OGIC: And it was dead, dead, dead

If you're just tuning in, we've been talking about James on film today (cue the Duran Duran, somebody). Terry's words on behalf of The Heiress this morning (scroll down just a bit) have triggered a small flood of emailed harumphs. Casey Abell writes to steer me toward it and away from The Innocents, which he says "yanks the interpretation toward the governess-is-nuts viewpoint by showing her looking at a picture of Quint before her exact description to Mrs. Grose. This spoils the key ambiguity about whether the ghosts exist outside her active imagination."

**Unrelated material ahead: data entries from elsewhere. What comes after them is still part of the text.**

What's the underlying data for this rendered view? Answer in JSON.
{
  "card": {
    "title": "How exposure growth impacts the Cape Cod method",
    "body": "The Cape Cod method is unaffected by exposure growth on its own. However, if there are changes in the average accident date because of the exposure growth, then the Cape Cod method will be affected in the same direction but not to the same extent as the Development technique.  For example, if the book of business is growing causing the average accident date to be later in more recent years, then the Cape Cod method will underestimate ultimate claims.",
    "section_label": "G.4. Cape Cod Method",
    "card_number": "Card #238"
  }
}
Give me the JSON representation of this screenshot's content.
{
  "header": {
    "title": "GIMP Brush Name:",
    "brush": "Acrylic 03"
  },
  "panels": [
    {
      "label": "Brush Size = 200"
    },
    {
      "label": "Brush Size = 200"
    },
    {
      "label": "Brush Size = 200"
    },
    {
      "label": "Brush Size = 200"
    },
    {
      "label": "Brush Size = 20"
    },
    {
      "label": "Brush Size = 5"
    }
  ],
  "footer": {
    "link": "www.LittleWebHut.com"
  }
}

Cinetrix also stamps The Heiress with her approval, citing only one caveat: "Montgomery Clift is as dreamy and sleazy/weak-willed as you want, and de Havilland is heartbreaking as Catherine. But Aunt Penniman--oh dear....The movie completely defangs her. She's rendered dithery rather than menacing the way she is in the novel, where her manner of speaking and thinking infects everyone's language."

Casey goes on to ask why all the animus from my corner toward the Wings of the Dove film. It's a good question. A very, very good question. Could it be that I have always felt unreasonably possessive of this novel and jealous of others' appropriations? Am I simply that petty? Yeah, that's part of it. I've been searching my memory, and the only specific criticism I can remember having is of how explicitly and unimaginatively the film represents the bargain struck between Kate Croy and Merton Densher. By showing their liaison in all its immediacy, director Iain Softley theoretically can let the viewer better understand and sympathize with Densher's desire and his choice.

But if the sex scene comes off as just another ho-hum sex scene, despite the transparent and shameless employment of Helena Bonham Carter's naked rear end, as I recall, in the manner of a flashing neon sign advertising "HOT sex"--well, you risk making Densher seem like just some pathetic bounder, altogether unworthy of Milly, and tipping the delicate balance of imperatives that gives James's moral drama its life. And this is what happens. Densher sacrifices Milly for the promise of a night with Kate, that night turns out to consist of bland movie sex, and the whole story becomes hard to take seriously, the dénouement easy to misunderstand. It wasn't just the censors that held James back from depicting the sex in his novel; it was solid professional know-how.

Still, I admit, this is slender evidence on which to hang the whole movie. In the end, I think that the parts of the novel I'm in love with are close to off-limits to Softley or any other filmmaker. Mainly I'm thinking of the big recognition scene, when Milly is snapped out of her dream of being a figure in a Watteau canvas, like the airy people around her in the Matcham gallery, and shown incontestably that she is as different from them as possible--a Bronzino, and doomed. To be honest, I can't even remember whether the movie showed the portrait. But I know it didn't make as big a deal of the scene as I thought it should have.

After thinking this through, I'm deciding that the problem is mine, a symptom of over-attachment. Just as sometimes you can't get there from here, they can't make a movie of this novel that I will like.